What are the positive things from this announcement?
- A short 12 episode release tends towards a sharply focused effort at story-telling, rather than falling into the monster-of-the-week that the average television program falls into;
- Star Wars animation has been a trajectory of increased quality ever since it began, which, should it continue here, indicates quality animation, writing, direction, and production; it is going to look slick;
- Fans who have longed for a bit more completion to the Clone Wars saga may finally get what they’ve waited for (despite having the Dark Disciple novel, the season 6 lost episodes, the unfinished animatics for season 7, etc.).
What are the negative things from this announcement?
- There can be little-to-no surprise in the overall stakes of whatever adventure they tell. We know the fates of Obi-Wan, Anakin, Ahsoka, Rex, etc. outside of this 12 episode season regardless of anything that can happen. Similarly, any new characters introduced at the beginning of this story have a 98% rate of not surviving simply because they don’t exist anywhere else. Honestly, if the prequels have taught us anything about storytelling, then perhaps we should not seek to bear witness to the events that have gone before us but rather live in the tension of not knowing everything.
- The audience continues to root for the organization and characters who should know better than how they actually behave. The issue most fans suffer from related to the prequels is the reversal of the good nature of the Jedi Order. Once we got the prequels, we realized that they are at fault for dereliction of duty just as much as the Sith are responsible for the dissemination of the Dark Side. So, back into the adventures of the “you should know better” crew without hope for redemption (since we know the complete failure of the Order from Revenge of the Sith), opportunity for course-correction, and more foreshadowing of the darkness to be wrought upon the galaxy;
- This is probably the last nail in the coffin of trying to get a more mature-themed entry in the universe. The Last Jedi is likely to be the last entry to force audiences to think outside of more than simply what is occurring on the screen to understand the larger themes and intricacies that the creative minds want us to be focused on. Disney is squarely focused on the 9-14 year old age bracket with this return to form. And while that is not inherently negative or worthy of bemoaning, it does portent that we should give up hopes of anything outside of that focus.

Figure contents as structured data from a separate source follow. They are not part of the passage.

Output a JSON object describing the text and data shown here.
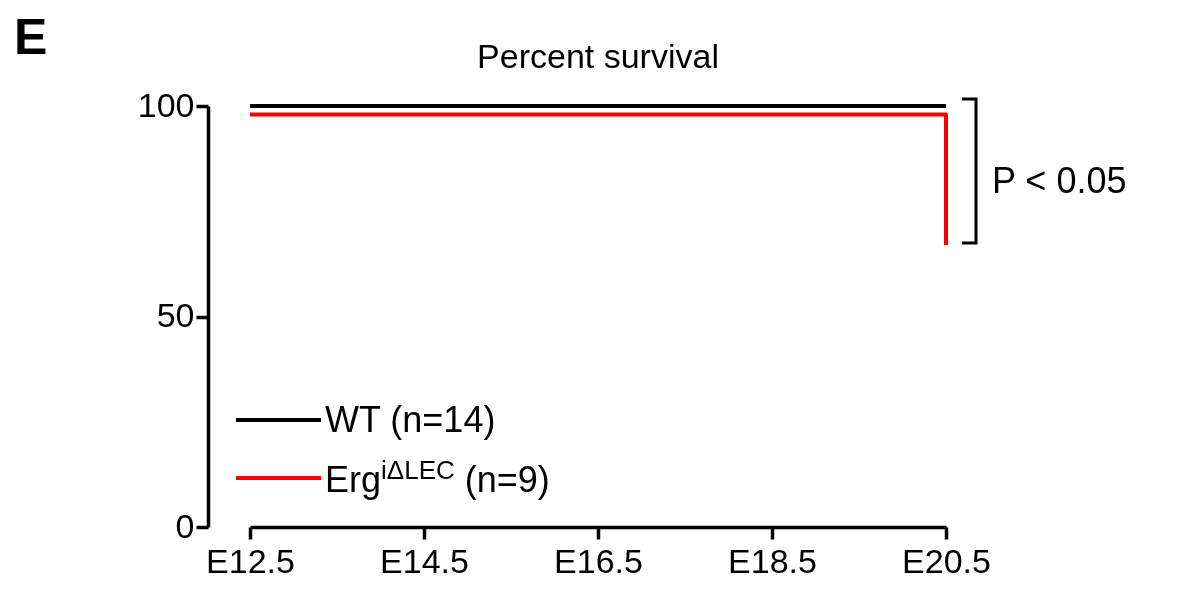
{
  "chart_data": {
    "type": "step",
    "title": "Percent survival",
    "categories": [
      "E12.5",
      "E14.5",
      "E16.5",
      "E18.5",
      "E20.5"
    ],
    "ylim": [
      0,
      100
    ],
    "yticks": [
      0,
      50,
      100
    ],
    "series": [
      {
        "name": "WT (n=14)",
        "color": "#000000",
        "values": [
          100,
          100,
          100,
          100,
          100
        ]
      },
      {
        "name": "Erg$^{iΔLEC}$ (n=9)",
        "color": "#ff0000",
        "values": [
          98,
          98,
          98,
          98,
          67
        ]
      }
    ],
    "legend": "bottom left",
    "grid": false,
    "annotations": [
      "E",
      "P < 0.05"
    ]
  }
}
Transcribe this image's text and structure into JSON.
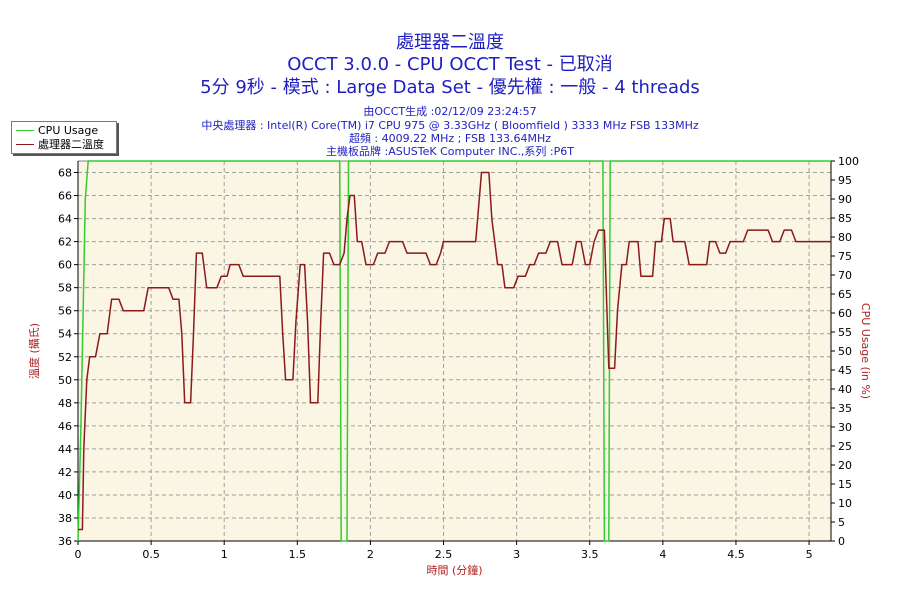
{
  "title": [
    "處理器二溫度",
    "OCCT 3.0.0 - CPU OCCT Test - 已取消",
    "5分 9秒 - 模式 : Large Data Set - 優先權 : 一般 - 4 threads"
  ],
  "info": [
    "由OCCT生成 :02/12/09 23:24:57",
    "中央處理器 : Intel(R) Core(TM) i7 CPU 975 @ 3.33GHz ( Bloomfield ) 3333 MHz FSB 133MHz",
    "超頻 : 4009.22 MHz ; FSB 133.64MHz",
    "主機板品牌 :ASUSTeK Computer INC.,系列 :P6T"
  ],
  "colors": {
    "background": "#fbf5e4",
    "grid": "#a0a0a0",
    "temperature": "#8b1a1a",
    "cpu_usage": "#33cc33",
    "text": "#1f1fbf",
    "axis_title": "#b22222"
  },
  "chart_data": {
    "type": "line",
    "title": "處理器二溫度",
    "xlabel": "時間 (分鐘)",
    "ylabel": "溫度 (攝氏)",
    "y2label": "CPU Usage (in %)",
    "xlim": [
      0,
      5.15
    ],
    "ylim": [
      36,
      69
    ],
    "y2lim": [
      0,
      100
    ],
    "x_ticks": [
      "0",
      "0.5",
      "1",
      "1.5",
      "2",
      "2.5",
      "3",
      "3.5",
      "4",
      "4.5",
      "5"
    ],
    "y_ticks": [
      "36",
      "38",
      "40",
      "42",
      "44",
      "46",
      "48",
      "50",
      "52",
      "54",
      "56",
      "58",
      "60",
      "62",
      "64",
      "66",
      "68"
    ],
    "y2_ticks": [
      "0",
      "5",
      "10",
      "15",
      "20",
      "25",
      "30",
      "35",
      "40",
      "45",
      "50",
      "55",
      "60",
      "65",
      "70",
      "75",
      "80",
      "85",
      "90",
      "95",
      "100"
    ],
    "grid": true,
    "legend_position": "top-left",
    "series": [
      {
        "name": "CPU Usage",
        "axis": "right",
        "points": [
          [
            0,
            0
          ],
          [
            0.02,
            30
          ],
          [
            0.05,
            90
          ],
          [
            0.07,
            100
          ],
          [
            1.79,
            100
          ],
          [
            1.8,
            0
          ],
          [
            1.84,
            0
          ],
          [
            1.85,
            100
          ],
          [
            3.59,
            100
          ],
          [
            3.6,
            0
          ],
          [
            3.63,
            0
          ],
          [
            3.64,
            100
          ],
          [
            5.15,
            100
          ]
        ]
      },
      {
        "name": "處理器二溫度",
        "axis": "left",
        "points": [
          [
            0,
            37
          ],
          [
            0.03,
            37
          ],
          [
            0.04,
            44
          ],
          [
            0.06,
            50
          ],
          [
            0.08,
            52
          ],
          [
            0.12,
            52
          ],
          [
            0.15,
            54
          ],
          [
            0.2,
            54
          ],
          [
            0.23,
            57
          ],
          [
            0.28,
            57
          ],
          [
            0.31,
            56
          ],
          [
            0.45,
            56
          ],
          [
            0.48,
            58
          ],
          [
            0.62,
            58
          ],
          [
            0.65,
            57
          ],
          [
            0.69,
            57
          ],
          [
            0.71,
            54
          ],
          [
            0.73,
            48
          ],
          [
            0.77,
            48
          ],
          [
            0.79,
            54
          ],
          [
            0.81,
            61
          ],
          [
            0.85,
            61
          ],
          [
            0.88,
            58
          ],
          [
            0.95,
            58
          ],
          [
            0.98,
            59
          ],
          [
            1.02,
            59
          ],
          [
            1.04,
            60
          ],
          [
            1.1,
            60
          ],
          [
            1.13,
            59
          ],
          [
            1.38,
            59
          ],
          [
            1.4,
            54
          ],
          [
            1.42,
            50
          ],
          [
            1.47,
            50
          ],
          [
            1.49,
            55
          ],
          [
            1.52,
            60
          ],
          [
            1.55,
            60
          ],
          [
            1.57,
            55
          ],
          [
            1.59,
            48
          ],
          [
            1.64,
            48
          ],
          [
            1.66,
            55
          ],
          [
            1.68,
            61
          ],
          [
            1.72,
            61
          ],
          [
            1.75,
            60
          ],
          [
            1.79,
            60
          ],
          [
            1.82,
            61
          ],
          [
            1.84,
            64
          ],
          [
            1.86,
            66
          ],
          [
            1.89,
            66
          ],
          [
            1.91,
            62
          ],
          [
            1.94,
            62
          ],
          [
            1.97,
            60
          ],
          [
            2.02,
            60
          ],
          [
            2.05,
            61
          ],
          [
            2.1,
            61
          ],
          [
            2.13,
            62
          ],
          [
            2.22,
            62
          ],
          [
            2.25,
            61
          ],
          [
            2.38,
            61
          ],
          [
            2.41,
            60
          ],
          [
            2.45,
            60
          ],
          [
            2.48,
            61
          ],
          [
            2.5,
            62
          ],
          [
            2.72,
            62
          ],
          [
            2.74,
            65
          ],
          [
            2.76,
            68
          ],
          [
            2.81,
            68
          ],
          [
            2.83,
            64
          ],
          [
            2.87,
            60
          ],
          [
            2.9,
            60
          ],
          [
            2.92,
            58
          ],
          [
            2.98,
            58
          ],
          [
            3.01,
            59
          ],
          [
            3.06,
            59
          ],
          [
            3.09,
            60
          ],
          [
            3.12,
            60
          ],
          [
            3.15,
            61
          ],
          [
            3.2,
            61
          ],
          [
            3.23,
            62
          ],
          [
            3.28,
            62
          ],
          [
            3.31,
            60
          ],
          [
            3.38,
            60
          ],
          [
            3.41,
            62
          ],
          [
            3.44,
            62
          ],
          [
            3.47,
            60
          ],
          [
            3.5,
            60
          ],
          [
            3.53,
            62
          ],
          [
            3.56,
            63
          ],
          [
            3.6,
            63
          ],
          [
            3.62,
            55
          ],
          [
            3.63,
            51
          ],
          [
            3.67,
            51
          ],
          [
            3.69,
            56
          ],
          [
            3.72,
            60
          ],
          [
            3.75,
            60
          ],
          [
            3.77,
            62
          ],
          [
            3.83,
            62
          ],
          [
            3.85,
            59
          ],
          [
            3.93,
            59
          ],
          [
            3.95,
            62
          ],
          [
            3.99,
            62
          ],
          [
            4.01,
            64
          ],
          [
            4.05,
            64
          ],
          [
            4.07,
            62
          ],
          [
            4.12,
            62
          ],
          [
            4.15,
            62
          ],
          [
            4.18,
            60
          ],
          [
            4.3,
            60
          ],
          [
            4.32,
            62
          ],
          [
            4.36,
            62
          ],
          [
            4.39,
            61
          ],
          [
            4.43,
            61
          ],
          [
            4.46,
            62
          ],
          [
            4.55,
            62
          ],
          [
            4.58,
            63
          ],
          [
            4.72,
            63
          ],
          [
            4.75,
            62
          ],
          [
            4.8,
            62
          ],
          [
            4.83,
            63
          ],
          [
            4.88,
            63
          ],
          [
            4.91,
            62
          ],
          [
            5.15,
            62
          ]
        ]
      }
    ]
  }
}
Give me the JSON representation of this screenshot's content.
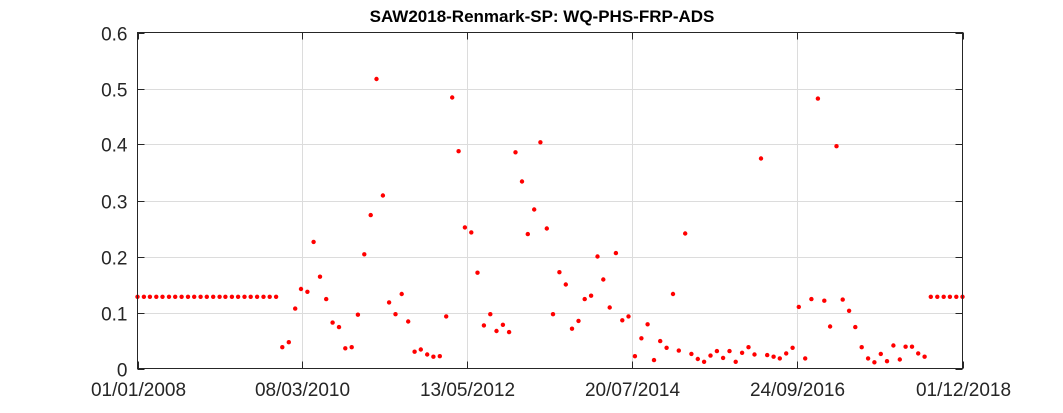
{
  "chart_data": {
    "type": "scatter",
    "title": "SAW2018-Renmark-SP: WQ-PHS-FRP-ADS",
    "xlabel": "",
    "ylabel": "",
    "x_axis": {
      "kind": "date",
      "range": [
        "2008-01-01",
        "2018-12-01"
      ],
      "ticks": [
        "2008-01-01",
        "2010-03-08",
        "2012-05-13",
        "2014-07-20",
        "2016-09-24",
        "2018-12-01"
      ],
      "tick_labels": [
        "01/01/2008",
        "08/03/2010",
        "13/05/2012",
        "20/07/2014",
        "24/09/2016",
        "01/12/2018"
      ]
    },
    "y_axis": {
      "range": [
        0,
        0.6
      ],
      "ticks": [
        0,
        0.1,
        0.2,
        0.3,
        0.4,
        0.5,
        0.6
      ],
      "tick_labels": [
        "0",
        "0.1",
        "0.2",
        "0.3",
        "0.4",
        "0.5",
        "0.6"
      ]
    },
    "grid": true,
    "legend": "none",
    "marker_color": "#ff0000",
    "series": [
      {
        "points": [
          [
            "2008-01-01",
            0.128
          ],
          [
            "2008-02-01",
            0.128
          ],
          [
            "2008-03-01",
            0.128
          ],
          [
            "2008-04-01",
            0.128
          ],
          [
            "2008-05-01",
            0.128
          ],
          [
            "2008-06-01",
            0.128
          ],
          [
            "2008-07-01",
            0.128
          ],
          [
            "2008-08-01",
            0.128
          ],
          [
            "2008-09-01",
            0.128
          ],
          [
            "2008-10-01",
            0.128
          ],
          [
            "2008-11-01",
            0.128
          ],
          [
            "2008-12-01",
            0.128
          ],
          [
            "2009-01-01",
            0.128
          ],
          [
            "2009-02-01",
            0.128
          ],
          [
            "2009-03-01",
            0.128
          ],
          [
            "2009-04-01",
            0.128
          ],
          [
            "2009-05-01",
            0.128
          ],
          [
            "2009-06-01",
            0.128
          ],
          [
            "2009-07-01",
            0.128
          ],
          [
            "2009-08-01",
            0.128
          ],
          [
            "2009-09-01",
            0.128
          ],
          [
            "2009-10-01",
            0.128
          ],
          [
            "2009-11-01",
            0.128
          ],
          [
            "2009-12-01",
            0.038
          ],
          [
            "2010-01-01",
            0.047
          ],
          [
            "2010-02-01",
            0.107
          ],
          [
            "2010-03-01",
            0.142
          ],
          [
            "2010-04-01",
            0.137
          ],
          [
            "2010-05-01",
            0.226
          ],
          [
            "2010-06-01",
            0.164
          ],
          [
            "2010-07-01",
            0.124
          ],
          [
            "2010-08-01",
            0.082
          ],
          [
            "2010-09-01",
            0.074
          ],
          [
            "2010-10-01",
            0.036
          ],
          [
            "2010-11-01",
            0.038
          ],
          [
            "2010-12-01",
            0.096
          ],
          [
            "2011-01-01",
            0.204
          ],
          [
            "2011-02-01",
            0.274
          ],
          [
            "2011-03-01",
            0.517
          ],
          [
            "2011-04-01",
            0.309
          ],
          [
            "2011-05-01",
            0.118
          ],
          [
            "2011-06-01",
            0.097
          ],
          [
            "2011-07-01",
            0.133
          ],
          [
            "2011-08-01",
            0.084
          ],
          [
            "2011-09-01",
            0.03
          ],
          [
            "2011-10-01",
            0.034
          ],
          [
            "2011-11-01",
            0.025
          ],
          [
            "2011-12-01",
            0.021
          ],
          [
            "2012-01-01",
            0.022
          ],
          [
            "2012-02-01",
            0.093
          ],
          [
            "2012-03-01",
            0.484
          ],
          [
            "2012-04-01",
            0.388
          ],
          [
            "2012-05-01",
            0.252
          ],
          [
            "2012-06-01",
            0.243
          ],
          [
            "2012-07-01",
            0.171
          ],
          [
            "2012-08-01",
            0.077
          ],
          [
            "2012-09-01",
            0.097
          ],
          [
            "2012-10-01",
            0.067
          ],
          [
            "2012-11-01",
            0.078
          ],
          [
            "2012-12-01",
            0.065
          ],
          [
            "2013-01-01",
            0.386
          ],
          [
            "2013-02-01",
            0.334
          ],
          [
            "2013-03-01",
            0.24
          ],
          [
            "2013-04-01",
            0.284
          ],
          [
            "2013-05-01",
            0.404
          ],
          [
            "2013-06-01",
            0.25
          ],
          [
            "2013-07-01",
            0.097
          ],
          [
            "2013-08-01",
            0.172
          ],
          [
            "2013-09-01",
            0.15
          ],
          [
            "2013-10-01",
            0.071
          ],
          [
            "2013-11-01",
            0.085
          ],
          [
            "2013-12-01",
            0.124
          ],
          [
            "2014-01-01",
            0.13
          ],
          [
            "2014-02-01",
            0.2
          ],
          [
            "2014-03-01",
            0.159
          ],
          [
            "2014-04-01",
            0.109
          ],
          [
            "2014-05-01",
            0.206
          ],
          [
            "2014-06-01",
            0.086
          ],
          [
            "2014-07-01",
            0.093
          ],
          [
            "2014-08-01",
            0.022
          ],
          [
            "2014-09-01",
            0.054
          ],
          [
            "2014-10-01",
            0.079
          ],
          [
            "2014-11-01",
            0.015
          ],
          [
            "2014-12-01",
            0.049
          ],
          [
            "2015-01-01",
            0.037
          ],
          [
            "2015-02-01",
            0.133
          ],
          [
            "2015-03-01",
            0.032
          ],
          [
            "2015-04-01",
            0.241
          ],
          [
            "2015-05-01",
            0.026
          ],
          [
            "2015-06-01",
            0.017
          ],
          [
            "2015-07-01",
            0.012
          ],
          [
            "2015-08-01",
            0.023
          ],
          [
            "2015-09-01",
            0.031
          ],
          [
            "2015-10-01",
            0.019
          ],
          [
            "2015-11-01",
            0.031
          ],
          [
            "2015-12-01",
            0.012
          ],
          [
            "2016-01-01",
            0.028
          ],
          [
            "2016-02-01",
            0.038
          ],
          [
            "2016-03-01",
            0.025
          ],
          [
            "2016-04-01",
            0.375
          ],
          [
            "2016-05-01",
            0.024
          ],
          [
            "2016-06-01",
            0.021
          ],
          [
            "2016-07-01",
            0.018
          ],
          [
            "2016-08-01",
            0.027
          ],
          [
            "2016-09-01",
            0.037
          ],
          [
            "2016-10-01",
            0.11
          ],
          [
            "2016-11-01",
            0.018
          ],
          [
            "2016-12-01",
            0.124
          ],
          [
            "2017-01-01",
            0.482
          ],
          [
            "2017-02-01",
            0.121
          ],
          [
            "2017-03-01",
            0.075
          ],
          [
            "2017-04-01",
            0.397
          ],
          [
            "2017-05-01",
            0.123
          ],
          [
            "2017-06-01",
            0.103
          ],
          [
            "2017-07-01",
            0.074
          ],
          [
            "2017-08-01",
            0.038
          ],
          [
            "2017-09-01",
            0.018
          ],
          [
            "2017-10-01",
            0.011
          ],
          [
            "2017-11-01",
            0.026
          ],
          [
            "2017-12-01",
            0.013
          ],
          [
            "2018-01-01",
            0.041
          ],
          [
            "2018-02-01",
            0.016
          ],
          [
            "2018-03-01",
            0.039
          ],
          [
            "2018-04-01",
            0.039
          ],
          [
            "2018-05-01",
            0.027
          ],
          [
            "2018-06-01",
            0.021
          ],
          [
            "2018-07-01",
            0.128
          ],
          [
            "2018-08-01",
            0.128
          ],
          [
            "2018-09-01",
            0.128
          ],
          [
            "2018-10-01",
            0.128
          ],
          [
            "2018-11-01",
            0.128
          ],
          [
            "2018-12-01",
            0.128
          ]
        ]
      }
    ]
  }
}
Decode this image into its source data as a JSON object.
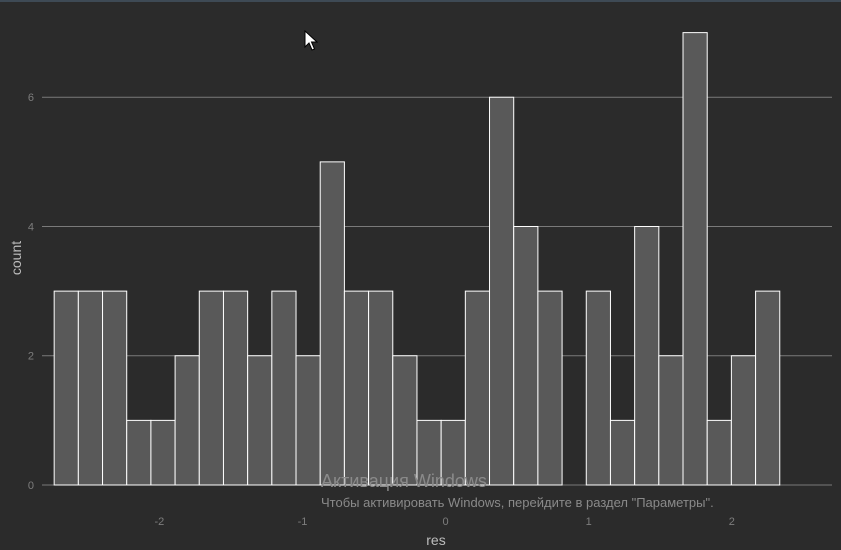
{
  "chart_data": {
    "type": "bar",
    "xlabel": "res",
    "ylabel": "count",
    "bins_start": -2.735,
    "bin_width": 0.169,
    "counts": [
      3,
      3,
      3,
      1,
      1,
      2,
      3,
      3,
      2,
      3,
      2,
      5,
      3,
      3,
      2,
      1,
      1,
      3,
      6,
      4,
      3,
      0,
      3,
      1,
      4,
      2,
      7,
      1,
      2,
      3
    ],
    "xlim": [
      -2.82,
      2.7
    ],
    "ylim": [
      0,
      7.35
    ],
    "x_ticks": [
      -2,
      -1,
      0,
      1,
      2
    ],
    "x_tick_labels": [
      "-2",
      "-1",
      "0",
      "1",
      "2"
    ],
    "y_ticks": [
      0,
      2,
      4,
      6
    ],
    "y_tick_labels": [
      "0",
      "2",
      "4",
      "6"
    ],
    "grid": "horizontal",
    "colors": {
      "bar_fill": "#595959",
      "bar_stroke": "#ffffff",
      "background": "#2b2b2b",
      "grid": "#7a7a7a"
    }
  },
  "watermark": {
    "title": "Активация Windows",
    "subtitle": "Чтобы активировать Windows, перейдите в раздел \"Параметры\"."
  },
  "cursor": {
    "icon": "mouse-pointer-icon"
  }
}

Overall, Clone Wars II: How Anakin Got His Groove Back seems predictable: it will be of decent quality and could even exceed Rebels (I can hear Brandon scream “BLASPHEMY”) in terms. However, it seems to be more of the same formula which, as much as it is indeed working for the company, puts the future of branching out to other types of stories into much doubt. We are not likely to get the hard-R Logan-inspired Boba Fett film. No deep dives into the political world in terms of a Ken Burns’ Coruscant. In fact, this feels more like a double-down on the Rise of the Empire era that has been host to Clone Wars, Rebels, the new Thrawn-focused novels, Solo, and Rogue One rather than broadening out the storytelling timeline (Resistance excepted).
New Star Wars is usually better than no Star Wars, so we should not herald this announcement as the end of anything. It should surprise no one when they announce a sequel to even these 12 episodes. However, it does lend additional credence to the suspicion that we should not expect anything aimed at an audience different than middle schoolers.